Date: June 8, 2022 Category: Uncategorized

Welcome to week 2 of National Safety Month! This week, we’re sharing sets of tips that have to do with general home safety.

Calling for help: It may seem like common sense to call 911 during an emergency, but did you know many people either have never called 911 before or wait too long to call for help?

  • It is vitally important to understand that 911 should be called following an emergency and that failure to do so can delay response time. Also remember that depending on where you live, your 911 response time may be impacted for other reasons – therefore always be ready to call 911 and follow the directions from the 911 dispatchers.
  • It is never too early to teach children how and when to call 911 for emergency assistance. When applicable, teach children home addresses and phone numbers.
  • The most important tip when calling 911: Remain calm, speak clearly, and listen for direction.

Fire prevention: It is important to take proactive action to protect your home and family from fire.

  • Smoke alarms should be installed on every level of your home (including inside and outside sleeping areas). Smoke alarms should be tested every month and battery replacement/installation should follow manufacturer recommendations. Smoke alarms should be placed on the highest portion of a wall or the ceiling of a room.
  • Fire extinguishers are good to have in the house but should only be used to put out small fires before they become too large. When purchasing a fire extinguisher for your home, be sure to purchase the right type. For example, certain types are best for the kitchen to put out grease fires. Fire extinguishers are best kept in areas where fire could start – including the kitchen and garage.
  • According to the American Red Cross, you may have as little as 2 minutes to escape a home from fire – therefore institute a fire escape plan with all members of the household and most importantly practice the plan at least twice per year. At a minimum, your plan should include  how to get out of a second-floor window if the entrance to the room is blocked by fire or smoke and where your family should meet once out of danger.
  • Lastly in the event of a fire, GET OUT, STAY OUT AND CALL FOR HELP. Never go back inside for anything or anyone.

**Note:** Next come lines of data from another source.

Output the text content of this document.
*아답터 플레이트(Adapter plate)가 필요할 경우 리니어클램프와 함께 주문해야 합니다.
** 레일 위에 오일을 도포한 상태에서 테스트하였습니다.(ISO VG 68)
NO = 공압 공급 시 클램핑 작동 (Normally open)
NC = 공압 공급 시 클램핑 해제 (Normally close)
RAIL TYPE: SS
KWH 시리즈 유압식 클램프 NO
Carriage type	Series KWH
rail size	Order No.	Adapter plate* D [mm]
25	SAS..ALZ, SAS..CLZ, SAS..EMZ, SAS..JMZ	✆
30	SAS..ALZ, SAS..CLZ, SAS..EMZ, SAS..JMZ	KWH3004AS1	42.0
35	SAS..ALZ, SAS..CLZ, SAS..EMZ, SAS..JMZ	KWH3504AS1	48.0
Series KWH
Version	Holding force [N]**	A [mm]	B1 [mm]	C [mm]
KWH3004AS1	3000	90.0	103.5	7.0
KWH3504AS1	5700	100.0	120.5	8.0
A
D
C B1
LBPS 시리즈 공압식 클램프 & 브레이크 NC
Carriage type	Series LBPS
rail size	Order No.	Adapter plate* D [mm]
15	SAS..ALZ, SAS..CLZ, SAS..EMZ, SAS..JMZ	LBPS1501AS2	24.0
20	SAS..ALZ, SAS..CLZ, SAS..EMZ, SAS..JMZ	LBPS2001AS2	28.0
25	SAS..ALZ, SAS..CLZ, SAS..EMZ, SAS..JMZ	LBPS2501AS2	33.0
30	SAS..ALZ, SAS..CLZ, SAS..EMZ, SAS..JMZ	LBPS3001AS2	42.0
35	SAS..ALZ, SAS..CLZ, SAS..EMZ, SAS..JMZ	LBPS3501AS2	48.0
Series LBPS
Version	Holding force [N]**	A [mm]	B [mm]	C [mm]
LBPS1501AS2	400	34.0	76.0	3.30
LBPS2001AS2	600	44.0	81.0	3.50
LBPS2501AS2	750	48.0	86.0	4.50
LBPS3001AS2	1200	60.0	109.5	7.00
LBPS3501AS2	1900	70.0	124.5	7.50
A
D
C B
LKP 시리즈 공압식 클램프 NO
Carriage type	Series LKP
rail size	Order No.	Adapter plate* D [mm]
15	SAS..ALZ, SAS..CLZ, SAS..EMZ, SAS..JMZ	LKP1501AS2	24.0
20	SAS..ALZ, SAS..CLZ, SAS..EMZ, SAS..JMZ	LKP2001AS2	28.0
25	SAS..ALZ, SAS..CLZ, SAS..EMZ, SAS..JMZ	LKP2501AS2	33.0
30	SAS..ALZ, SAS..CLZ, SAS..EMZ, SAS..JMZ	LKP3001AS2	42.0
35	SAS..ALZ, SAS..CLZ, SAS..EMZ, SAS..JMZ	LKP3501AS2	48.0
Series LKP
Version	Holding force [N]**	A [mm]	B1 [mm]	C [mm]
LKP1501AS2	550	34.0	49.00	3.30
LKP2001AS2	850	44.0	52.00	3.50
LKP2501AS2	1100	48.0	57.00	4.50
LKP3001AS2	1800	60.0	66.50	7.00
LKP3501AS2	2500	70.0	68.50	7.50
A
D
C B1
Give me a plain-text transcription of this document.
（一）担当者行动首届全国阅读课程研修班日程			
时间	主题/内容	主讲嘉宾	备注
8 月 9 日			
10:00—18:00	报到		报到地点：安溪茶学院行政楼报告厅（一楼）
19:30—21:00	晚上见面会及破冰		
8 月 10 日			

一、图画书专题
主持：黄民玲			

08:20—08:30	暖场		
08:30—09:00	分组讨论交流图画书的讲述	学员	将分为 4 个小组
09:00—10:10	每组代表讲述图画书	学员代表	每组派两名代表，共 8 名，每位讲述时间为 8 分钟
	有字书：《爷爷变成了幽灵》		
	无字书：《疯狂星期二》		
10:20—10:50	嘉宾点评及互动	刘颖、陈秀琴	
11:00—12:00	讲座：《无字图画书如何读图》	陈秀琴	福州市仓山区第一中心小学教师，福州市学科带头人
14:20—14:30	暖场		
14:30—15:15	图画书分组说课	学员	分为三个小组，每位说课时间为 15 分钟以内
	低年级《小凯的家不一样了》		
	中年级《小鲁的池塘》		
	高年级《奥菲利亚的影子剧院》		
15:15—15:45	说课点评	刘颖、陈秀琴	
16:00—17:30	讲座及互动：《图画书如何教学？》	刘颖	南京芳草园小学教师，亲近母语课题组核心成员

Other at home safety tips:

  • Install a carbon monoxide alarm. Unlike some alarms, carbon monoxide alarms should be installed about 5 feet above the floor – this is because carbon monoxide is slightly light than air. Be sure not to place these alarms over a fireplace or other flame-producing appliances. Test these alarms monthly with your smoke alarms.
  • Clean out your dryer vents routinely. Always follow manufacturer recommendations, however in general it is best to clean out the dryer vent after each load of laundry. Complete exhaust duct cleaning/inspections should occur regularly to prevent potentially flammable build-up.